I had the pleasure to receive a copy of this book from GoodReads and HarperCollins. This was the first book I have read from Fern Britton, and I know it won’t be my last for sure! Sennen abandoned her family when she was 17 leaving her two young children to be cared for by her parents. I love the author's style. The more brash, brutal and crude contemporary novels become, the more valuable author's such as Rosamunde Pilcher and Maeve Binchy will be as a counterbalance in this family/romance genre. And the other thing is, that it’s so far from everywhere. I won’t be able just to hop on the train any longer, and the nearest bus stop’s two miles away. And Aunt Louise won’t have time to drive me around, because she’s always playing golf.” Fern Britton cleverly mixes the modern-day story with that of the disappearance of Sennen all those years ago, she also tells how Adela and her husband Bill met and fell in love. This is seamlessly done and I particularly enjoyed Adela and Bill's story; a true and endearing story that really captured my imagination.I loved hearing about all the various stories involved, although Henry really didn't come off that well, I can understand his anger. I loved getting to know Ella and Kit a lot better and the situation with Sennen had me gripped at all times.

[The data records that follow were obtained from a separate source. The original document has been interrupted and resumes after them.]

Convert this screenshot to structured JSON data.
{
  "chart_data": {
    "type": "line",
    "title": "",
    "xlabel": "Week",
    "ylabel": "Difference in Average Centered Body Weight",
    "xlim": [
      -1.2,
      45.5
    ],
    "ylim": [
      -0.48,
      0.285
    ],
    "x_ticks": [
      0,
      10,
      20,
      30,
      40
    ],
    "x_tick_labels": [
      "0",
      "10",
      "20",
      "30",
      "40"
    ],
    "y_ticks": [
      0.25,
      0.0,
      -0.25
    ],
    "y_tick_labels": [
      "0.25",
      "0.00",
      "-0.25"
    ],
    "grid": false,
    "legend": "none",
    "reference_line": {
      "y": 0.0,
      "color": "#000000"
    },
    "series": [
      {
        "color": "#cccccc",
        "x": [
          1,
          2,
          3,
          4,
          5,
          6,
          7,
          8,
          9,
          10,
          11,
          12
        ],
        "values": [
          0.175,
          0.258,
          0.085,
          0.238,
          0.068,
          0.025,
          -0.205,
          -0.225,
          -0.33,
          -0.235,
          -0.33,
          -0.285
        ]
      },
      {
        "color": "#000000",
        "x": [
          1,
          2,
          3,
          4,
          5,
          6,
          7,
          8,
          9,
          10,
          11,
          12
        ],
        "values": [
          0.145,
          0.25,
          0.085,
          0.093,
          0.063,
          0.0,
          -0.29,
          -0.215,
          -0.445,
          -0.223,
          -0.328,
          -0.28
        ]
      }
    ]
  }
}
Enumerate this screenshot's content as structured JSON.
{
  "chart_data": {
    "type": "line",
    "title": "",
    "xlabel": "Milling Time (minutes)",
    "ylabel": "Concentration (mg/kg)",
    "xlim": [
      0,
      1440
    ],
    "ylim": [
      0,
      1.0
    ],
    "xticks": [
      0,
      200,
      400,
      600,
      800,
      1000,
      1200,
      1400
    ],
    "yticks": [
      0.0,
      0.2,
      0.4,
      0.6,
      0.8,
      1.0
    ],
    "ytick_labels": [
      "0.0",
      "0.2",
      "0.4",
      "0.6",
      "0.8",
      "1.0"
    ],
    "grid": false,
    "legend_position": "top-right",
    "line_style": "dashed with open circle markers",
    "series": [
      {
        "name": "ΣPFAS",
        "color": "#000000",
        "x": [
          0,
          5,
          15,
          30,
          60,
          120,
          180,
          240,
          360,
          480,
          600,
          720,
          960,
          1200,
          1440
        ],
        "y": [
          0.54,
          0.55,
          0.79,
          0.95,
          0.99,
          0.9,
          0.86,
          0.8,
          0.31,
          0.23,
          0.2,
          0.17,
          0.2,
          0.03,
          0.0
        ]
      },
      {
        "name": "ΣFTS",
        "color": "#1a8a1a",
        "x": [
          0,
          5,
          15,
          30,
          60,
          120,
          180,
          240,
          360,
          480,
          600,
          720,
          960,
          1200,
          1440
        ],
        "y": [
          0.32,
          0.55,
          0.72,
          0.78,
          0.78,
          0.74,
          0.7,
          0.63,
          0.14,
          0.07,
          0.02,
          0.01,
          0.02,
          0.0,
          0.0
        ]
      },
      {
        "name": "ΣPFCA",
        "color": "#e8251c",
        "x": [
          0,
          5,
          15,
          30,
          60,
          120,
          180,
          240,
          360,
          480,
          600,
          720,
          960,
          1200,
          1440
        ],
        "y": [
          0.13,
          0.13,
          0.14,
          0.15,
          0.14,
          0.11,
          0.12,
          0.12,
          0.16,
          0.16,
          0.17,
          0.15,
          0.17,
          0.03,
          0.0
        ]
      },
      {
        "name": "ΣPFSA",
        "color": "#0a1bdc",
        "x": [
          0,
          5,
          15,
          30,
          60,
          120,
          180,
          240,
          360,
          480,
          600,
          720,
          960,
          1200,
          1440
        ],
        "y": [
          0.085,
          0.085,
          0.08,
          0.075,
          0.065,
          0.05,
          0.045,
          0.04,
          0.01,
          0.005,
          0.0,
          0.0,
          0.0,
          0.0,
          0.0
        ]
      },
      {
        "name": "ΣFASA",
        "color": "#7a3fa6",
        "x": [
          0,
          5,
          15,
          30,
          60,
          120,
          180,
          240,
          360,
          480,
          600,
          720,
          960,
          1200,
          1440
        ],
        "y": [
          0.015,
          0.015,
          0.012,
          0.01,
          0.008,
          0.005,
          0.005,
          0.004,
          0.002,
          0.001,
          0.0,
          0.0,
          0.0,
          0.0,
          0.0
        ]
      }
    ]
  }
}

We're told that when the Dark Ages began, and electric cars wouldn't work, everyone switched to horses. Which of course were plentiful then, right? She pulled off her coat and her woollen hat and dumped them on a chair. Phyllis didn’t say, “Hang them up.” Sometime, she would probably hang them up for Judith herself. I loved the way the story evolved, with the shattered feelings being hurled in Sennen's face and the way she turns to her childhood friend for a little support. You can feel Ella's need for her mum in her life and the relationship building between them. Fern Britton anchored the Pride of Britain Awards in 2002 and was one among the panellists on the satirical panel show, Have I Got News for You.This is only the second Rosamund Pilcher title I have ever read, and I loved this one as much as The Shell Seekers, for many of the same reasons. The writing is not pretentious, the people feel real, everything that happens is described so clearly that I still feel I am in Judith Dunbar's Dower House listening to the rain on the roof.